Cost 59p each + 10p if you want rice
We have a running joke in our house that if you like mushrooms you must be a ‘funghi’ (fun-guy). It’s our ‘in’ joke that we all have stored up our sleeve…when a new unsuspecting friend dines with us and they happen to be eating mushrooms…well…we all give each other ‘daggers’ to determine who is going to be the one to pull the ‘fungi’ joke out of the bag first. I know, its a bit of a sad affair but that’s how we roll….
This recipe is a bit calorific (because of the cream) but I had some left from the lemon cheesecake so it would have been a sin not to use it. This dish is delicious though, I just love it! And to be totally honest I don’t really like mushrooms. Yeah yeah I’m no ‘funghi’…
This dish serves 2 and it took 20 minutes to make, cook and serve!
25g butter (7p, Aldi)
1 onion, finely chopped (9p, Aldi)
200g mushrooms, sliced (52p, Aldi)
1 tbsp tomato puree (1p)
1 tbsp dijon mustard (4p, Aldi)
150ml double cream (34p, Aldi)
2 cloves garlic, minced (6p)
150ml stock – made with 1 veg stock cube (3p, Aldi)
Splash of lemon juice (1p)
1 tbsp Worcestershire sauce (1p, B&M)
If you’re having rice then put the pan of water to boil.
Melt butter in your pan or wok.
Add the onions and fry for a couple of mins.
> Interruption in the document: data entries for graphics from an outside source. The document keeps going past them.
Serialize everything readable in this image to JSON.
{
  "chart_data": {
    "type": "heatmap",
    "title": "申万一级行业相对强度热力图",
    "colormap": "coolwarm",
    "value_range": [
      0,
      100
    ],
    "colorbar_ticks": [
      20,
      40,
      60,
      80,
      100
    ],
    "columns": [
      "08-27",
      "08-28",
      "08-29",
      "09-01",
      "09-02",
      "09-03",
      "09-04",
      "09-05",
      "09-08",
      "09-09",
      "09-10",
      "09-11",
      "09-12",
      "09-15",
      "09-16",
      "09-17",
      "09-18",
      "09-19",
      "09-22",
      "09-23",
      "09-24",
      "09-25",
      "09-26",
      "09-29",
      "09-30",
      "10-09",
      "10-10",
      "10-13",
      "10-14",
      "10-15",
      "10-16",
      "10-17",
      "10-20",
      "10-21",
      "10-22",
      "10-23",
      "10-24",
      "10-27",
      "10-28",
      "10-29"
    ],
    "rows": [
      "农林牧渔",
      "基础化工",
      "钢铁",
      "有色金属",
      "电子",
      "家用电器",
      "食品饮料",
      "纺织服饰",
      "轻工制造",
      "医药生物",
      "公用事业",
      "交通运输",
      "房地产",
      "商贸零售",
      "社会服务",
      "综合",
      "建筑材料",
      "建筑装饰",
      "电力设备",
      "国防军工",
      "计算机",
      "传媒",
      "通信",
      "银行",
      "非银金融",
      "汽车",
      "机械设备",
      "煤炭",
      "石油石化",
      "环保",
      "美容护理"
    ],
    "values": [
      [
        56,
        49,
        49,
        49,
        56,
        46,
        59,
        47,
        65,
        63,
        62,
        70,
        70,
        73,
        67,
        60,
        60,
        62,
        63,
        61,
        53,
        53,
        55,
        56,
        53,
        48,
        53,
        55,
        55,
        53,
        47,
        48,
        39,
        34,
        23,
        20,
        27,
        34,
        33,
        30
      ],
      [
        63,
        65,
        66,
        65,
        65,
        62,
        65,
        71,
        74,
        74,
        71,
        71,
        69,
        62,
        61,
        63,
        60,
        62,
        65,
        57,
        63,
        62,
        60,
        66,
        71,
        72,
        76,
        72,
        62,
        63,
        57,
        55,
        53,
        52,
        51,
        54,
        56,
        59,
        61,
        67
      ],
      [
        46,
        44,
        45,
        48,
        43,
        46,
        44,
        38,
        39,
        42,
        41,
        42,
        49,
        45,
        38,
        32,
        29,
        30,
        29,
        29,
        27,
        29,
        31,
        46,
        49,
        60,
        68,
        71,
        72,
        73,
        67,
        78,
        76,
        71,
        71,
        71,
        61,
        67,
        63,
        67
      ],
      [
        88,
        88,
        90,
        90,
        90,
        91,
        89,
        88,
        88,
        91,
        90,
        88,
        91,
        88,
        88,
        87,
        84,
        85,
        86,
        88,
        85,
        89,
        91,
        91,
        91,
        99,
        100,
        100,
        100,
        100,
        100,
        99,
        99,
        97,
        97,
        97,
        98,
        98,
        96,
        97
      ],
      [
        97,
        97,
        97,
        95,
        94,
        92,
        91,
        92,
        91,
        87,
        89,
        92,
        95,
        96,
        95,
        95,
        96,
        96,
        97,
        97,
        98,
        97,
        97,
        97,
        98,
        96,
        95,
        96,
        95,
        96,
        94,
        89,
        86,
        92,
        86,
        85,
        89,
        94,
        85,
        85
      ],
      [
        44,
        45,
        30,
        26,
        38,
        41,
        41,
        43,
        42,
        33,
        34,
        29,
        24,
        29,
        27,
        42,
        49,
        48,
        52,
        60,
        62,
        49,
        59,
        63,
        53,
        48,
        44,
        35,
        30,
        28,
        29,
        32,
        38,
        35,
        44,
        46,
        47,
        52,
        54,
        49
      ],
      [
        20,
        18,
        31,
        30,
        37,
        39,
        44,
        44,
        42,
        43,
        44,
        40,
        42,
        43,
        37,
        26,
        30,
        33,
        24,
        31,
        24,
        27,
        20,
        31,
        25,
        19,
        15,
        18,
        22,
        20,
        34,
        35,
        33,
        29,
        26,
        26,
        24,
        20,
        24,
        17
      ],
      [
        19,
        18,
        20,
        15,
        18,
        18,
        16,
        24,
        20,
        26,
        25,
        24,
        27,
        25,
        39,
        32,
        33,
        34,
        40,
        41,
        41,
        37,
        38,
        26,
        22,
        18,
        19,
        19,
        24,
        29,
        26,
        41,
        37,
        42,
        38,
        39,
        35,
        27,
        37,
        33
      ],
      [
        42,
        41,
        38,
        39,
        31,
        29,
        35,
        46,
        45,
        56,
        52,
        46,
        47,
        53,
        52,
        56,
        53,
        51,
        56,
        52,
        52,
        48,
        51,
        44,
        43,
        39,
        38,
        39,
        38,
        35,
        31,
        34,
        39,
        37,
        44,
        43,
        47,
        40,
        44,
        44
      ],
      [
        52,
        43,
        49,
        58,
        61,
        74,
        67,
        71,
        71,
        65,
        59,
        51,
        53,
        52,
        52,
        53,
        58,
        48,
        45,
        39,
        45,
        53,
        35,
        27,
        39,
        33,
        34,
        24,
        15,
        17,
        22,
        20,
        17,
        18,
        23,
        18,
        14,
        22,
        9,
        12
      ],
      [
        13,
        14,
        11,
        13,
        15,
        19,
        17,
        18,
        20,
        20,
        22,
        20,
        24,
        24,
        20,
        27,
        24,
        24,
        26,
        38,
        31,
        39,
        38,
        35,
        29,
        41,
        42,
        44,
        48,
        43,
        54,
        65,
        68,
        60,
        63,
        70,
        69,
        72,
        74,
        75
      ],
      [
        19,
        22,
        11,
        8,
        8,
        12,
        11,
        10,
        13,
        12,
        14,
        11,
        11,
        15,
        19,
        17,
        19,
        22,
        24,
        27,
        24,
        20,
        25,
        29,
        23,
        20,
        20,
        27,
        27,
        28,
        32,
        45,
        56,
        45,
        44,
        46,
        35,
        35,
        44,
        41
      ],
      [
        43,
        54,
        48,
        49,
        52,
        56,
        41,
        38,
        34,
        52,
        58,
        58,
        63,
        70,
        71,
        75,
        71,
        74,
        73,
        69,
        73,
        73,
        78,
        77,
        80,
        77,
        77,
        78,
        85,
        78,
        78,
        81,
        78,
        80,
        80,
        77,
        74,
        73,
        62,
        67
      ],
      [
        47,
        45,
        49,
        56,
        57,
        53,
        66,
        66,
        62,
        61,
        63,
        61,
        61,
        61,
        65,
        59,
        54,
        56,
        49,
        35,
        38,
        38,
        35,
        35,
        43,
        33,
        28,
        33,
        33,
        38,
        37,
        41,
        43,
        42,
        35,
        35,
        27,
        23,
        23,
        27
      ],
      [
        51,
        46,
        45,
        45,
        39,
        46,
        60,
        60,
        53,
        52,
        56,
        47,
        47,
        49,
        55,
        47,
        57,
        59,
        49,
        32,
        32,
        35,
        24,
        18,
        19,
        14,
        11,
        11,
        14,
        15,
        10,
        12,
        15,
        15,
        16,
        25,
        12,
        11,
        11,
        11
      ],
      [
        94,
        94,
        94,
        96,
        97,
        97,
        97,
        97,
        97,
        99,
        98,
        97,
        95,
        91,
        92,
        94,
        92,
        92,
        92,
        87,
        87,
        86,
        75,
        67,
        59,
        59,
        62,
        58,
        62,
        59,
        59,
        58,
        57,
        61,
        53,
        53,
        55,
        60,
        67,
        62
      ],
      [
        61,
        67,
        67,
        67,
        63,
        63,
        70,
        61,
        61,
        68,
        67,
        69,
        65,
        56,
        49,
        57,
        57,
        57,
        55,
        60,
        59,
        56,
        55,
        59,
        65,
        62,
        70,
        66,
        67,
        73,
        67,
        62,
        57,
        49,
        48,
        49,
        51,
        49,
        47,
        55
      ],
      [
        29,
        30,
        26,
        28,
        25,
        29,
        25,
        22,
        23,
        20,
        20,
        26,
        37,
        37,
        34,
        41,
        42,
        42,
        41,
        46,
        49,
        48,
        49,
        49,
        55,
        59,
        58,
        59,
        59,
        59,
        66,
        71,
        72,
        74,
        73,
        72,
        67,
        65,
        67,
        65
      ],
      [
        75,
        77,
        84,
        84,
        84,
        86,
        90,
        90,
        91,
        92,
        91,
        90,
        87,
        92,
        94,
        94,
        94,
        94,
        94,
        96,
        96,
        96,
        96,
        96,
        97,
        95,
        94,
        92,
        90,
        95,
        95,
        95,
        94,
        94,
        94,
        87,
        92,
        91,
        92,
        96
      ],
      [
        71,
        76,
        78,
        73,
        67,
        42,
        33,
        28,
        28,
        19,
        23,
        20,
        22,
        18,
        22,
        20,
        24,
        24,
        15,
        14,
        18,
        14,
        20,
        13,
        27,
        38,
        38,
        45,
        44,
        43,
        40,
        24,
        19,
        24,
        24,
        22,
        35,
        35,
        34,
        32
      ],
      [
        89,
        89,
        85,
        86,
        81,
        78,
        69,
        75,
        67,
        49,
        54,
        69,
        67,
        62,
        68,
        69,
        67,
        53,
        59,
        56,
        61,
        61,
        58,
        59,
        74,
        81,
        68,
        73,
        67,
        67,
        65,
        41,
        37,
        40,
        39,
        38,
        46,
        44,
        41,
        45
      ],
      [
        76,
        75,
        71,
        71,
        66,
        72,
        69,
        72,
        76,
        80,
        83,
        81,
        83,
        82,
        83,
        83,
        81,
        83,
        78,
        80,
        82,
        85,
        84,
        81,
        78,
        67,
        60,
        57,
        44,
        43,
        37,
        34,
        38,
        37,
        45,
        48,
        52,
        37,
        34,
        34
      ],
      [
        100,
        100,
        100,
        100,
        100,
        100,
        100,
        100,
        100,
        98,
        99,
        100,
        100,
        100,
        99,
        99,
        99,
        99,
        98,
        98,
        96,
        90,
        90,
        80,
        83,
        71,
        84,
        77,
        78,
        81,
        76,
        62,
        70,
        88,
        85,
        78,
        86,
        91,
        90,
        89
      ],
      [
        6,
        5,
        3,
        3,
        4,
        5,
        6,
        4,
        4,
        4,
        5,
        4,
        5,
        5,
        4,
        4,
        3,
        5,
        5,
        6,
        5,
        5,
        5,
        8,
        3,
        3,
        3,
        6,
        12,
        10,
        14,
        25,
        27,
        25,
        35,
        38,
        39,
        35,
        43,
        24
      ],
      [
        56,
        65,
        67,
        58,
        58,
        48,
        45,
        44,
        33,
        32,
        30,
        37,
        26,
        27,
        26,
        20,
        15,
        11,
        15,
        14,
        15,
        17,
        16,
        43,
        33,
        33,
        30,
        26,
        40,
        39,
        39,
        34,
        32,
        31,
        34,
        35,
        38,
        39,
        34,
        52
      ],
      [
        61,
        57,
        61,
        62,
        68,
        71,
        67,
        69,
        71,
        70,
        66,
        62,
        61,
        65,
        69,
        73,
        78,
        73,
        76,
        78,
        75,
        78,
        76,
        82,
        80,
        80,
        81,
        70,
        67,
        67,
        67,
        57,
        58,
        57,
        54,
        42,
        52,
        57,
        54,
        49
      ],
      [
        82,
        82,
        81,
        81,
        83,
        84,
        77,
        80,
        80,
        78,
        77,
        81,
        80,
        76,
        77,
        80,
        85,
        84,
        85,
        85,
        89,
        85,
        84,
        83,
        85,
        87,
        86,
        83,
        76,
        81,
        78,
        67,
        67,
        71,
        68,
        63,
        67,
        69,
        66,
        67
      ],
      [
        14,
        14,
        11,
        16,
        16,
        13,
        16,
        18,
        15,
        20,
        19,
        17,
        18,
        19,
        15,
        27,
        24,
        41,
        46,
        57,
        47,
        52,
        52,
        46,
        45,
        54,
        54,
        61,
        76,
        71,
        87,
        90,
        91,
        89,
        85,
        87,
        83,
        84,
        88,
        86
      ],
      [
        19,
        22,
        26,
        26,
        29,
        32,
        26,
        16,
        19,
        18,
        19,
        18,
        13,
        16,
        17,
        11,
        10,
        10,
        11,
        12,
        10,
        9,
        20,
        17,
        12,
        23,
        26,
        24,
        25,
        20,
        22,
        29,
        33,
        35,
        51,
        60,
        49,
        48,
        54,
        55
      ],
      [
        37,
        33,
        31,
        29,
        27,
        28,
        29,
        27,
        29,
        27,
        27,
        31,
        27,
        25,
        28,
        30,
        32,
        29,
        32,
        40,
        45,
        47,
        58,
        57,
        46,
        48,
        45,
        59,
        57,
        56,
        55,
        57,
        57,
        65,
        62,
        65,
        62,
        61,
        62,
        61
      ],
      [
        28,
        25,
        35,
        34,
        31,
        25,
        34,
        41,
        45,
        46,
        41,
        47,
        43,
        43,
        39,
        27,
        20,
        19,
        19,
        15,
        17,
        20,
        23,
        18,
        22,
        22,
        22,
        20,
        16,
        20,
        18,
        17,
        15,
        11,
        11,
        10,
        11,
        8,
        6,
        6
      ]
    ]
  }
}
Add the garlic. Mix. Add the mushrooms. Mix.
Stir in the tomato puree, the mustard and the stock..bring to the boil and simmer.
Turn the heat down low and add the cream, lemon and worcestershire sauce. Stir gently and season to taste. Leave it on low until your rice or whatever you are serving it with is ready!